Pues con la construcción, hace veintitantos años, de un muro de división de unos 2.500 kilómetros de largo, a base de arena, piedras y potentes rádares, vallas, minas, búnkers, postes de vigilancia y alambradas, y de un enorme gasto gracias a la ayuda del exterior... el enemigo, tras alcanzar un alto el fuego en 1991 y aceptar la futura celebración de un referéndum, se sentó soberbia y tranquilamente a esperar, sabiendo que tenía la sartén por el mango; es decir, dejó pasar el tiempo.

No de brazos cruzados, con todo, sino siguiendo adelante con la represión y convirtiendo el país anexionado en zona de emigración propia, por una parte; y por otra, explotando los recursos naturales, comerciando con los productos de un territorio invadido que únicamente le pertenece por la fuerza bruta.

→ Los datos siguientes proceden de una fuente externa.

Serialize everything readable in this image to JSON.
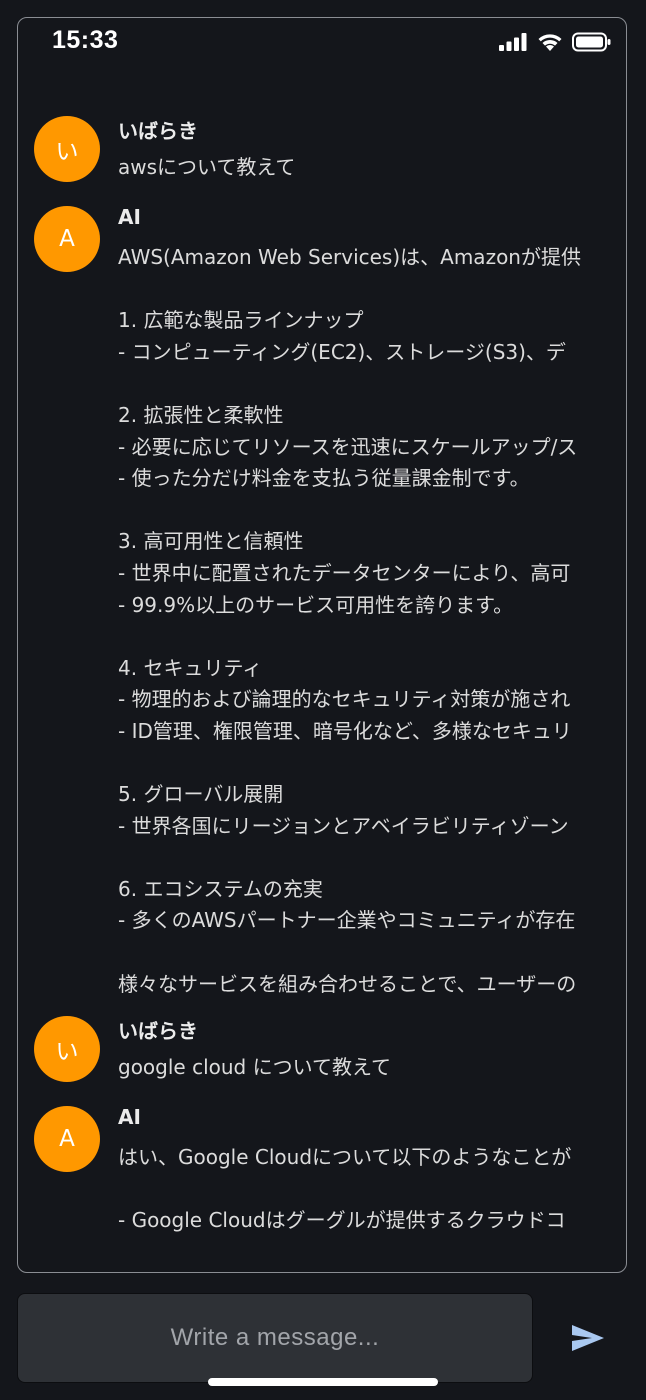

Por desgracia, que no por casualidad, la actitud hacia el usurpador ha sido, en efecto, mucho más que permisiva. Los «europeos» por excelencia, los de la Unión, no dejan de firmar con él acuerdos relativos a la pesca en aguas saqueadas a los saharauis, en contra de los derechos reconocidos de éstos (si bien en «hibernación»), e incumpliendo obligaciones jurídicas internacionales.

Mas la gente, ¿no dejaremos tampoco nunca de colaborar comprando lo que su enemigo exporta? ¿Seguiremos viajando sin vacilación a semejante país dictatorial por hacer turismo?

Hoy no hay canto de pájaros que acompañe el lento amanecer en que estamos descubriendo, asombrados, los miles de habitáculos que la oscuridad nos ocultaba al llegar.

Pronto nos encontramos con las primeras mujeres y hombres saharauis, que nos saludan con el corazón en la mirada. Sus ojos, como luciérnagas, envían señales luminosas para la comunicación, son órganos de luz que nos cautivan. «Aquí no florecen plantas ni árboles, pero florecen personas», puede leerse escrito a mano en la pared de una escuela.

Es cierto, es una forma de vida y un carácter, que no necesita postizos ni alcohol para expresar las alegrías. Supervivientes de aquella huida terrible y masiva a través del desierto, resistentes de la premeditada destrucción de sus libros, del intento de aniquilación de su cultura y su memoria, su victoria es moral, vital.

¿Acaso te da escalofríos tanto disparate humano, tanta barbarie y chapucería? ¿Esa caridad planetaria, que sale siempre más barata que conseguir la restitución de lo robado y negado por otros caminos? ¿Vergüenza?

Algo falla en tu autoestima. ¡Corre a coger el avión de vuelta, y olvídate! ¡Espíritu positivo! ¡Sé feliz! Son órdenes de la Dirección Mundial de Descalabros.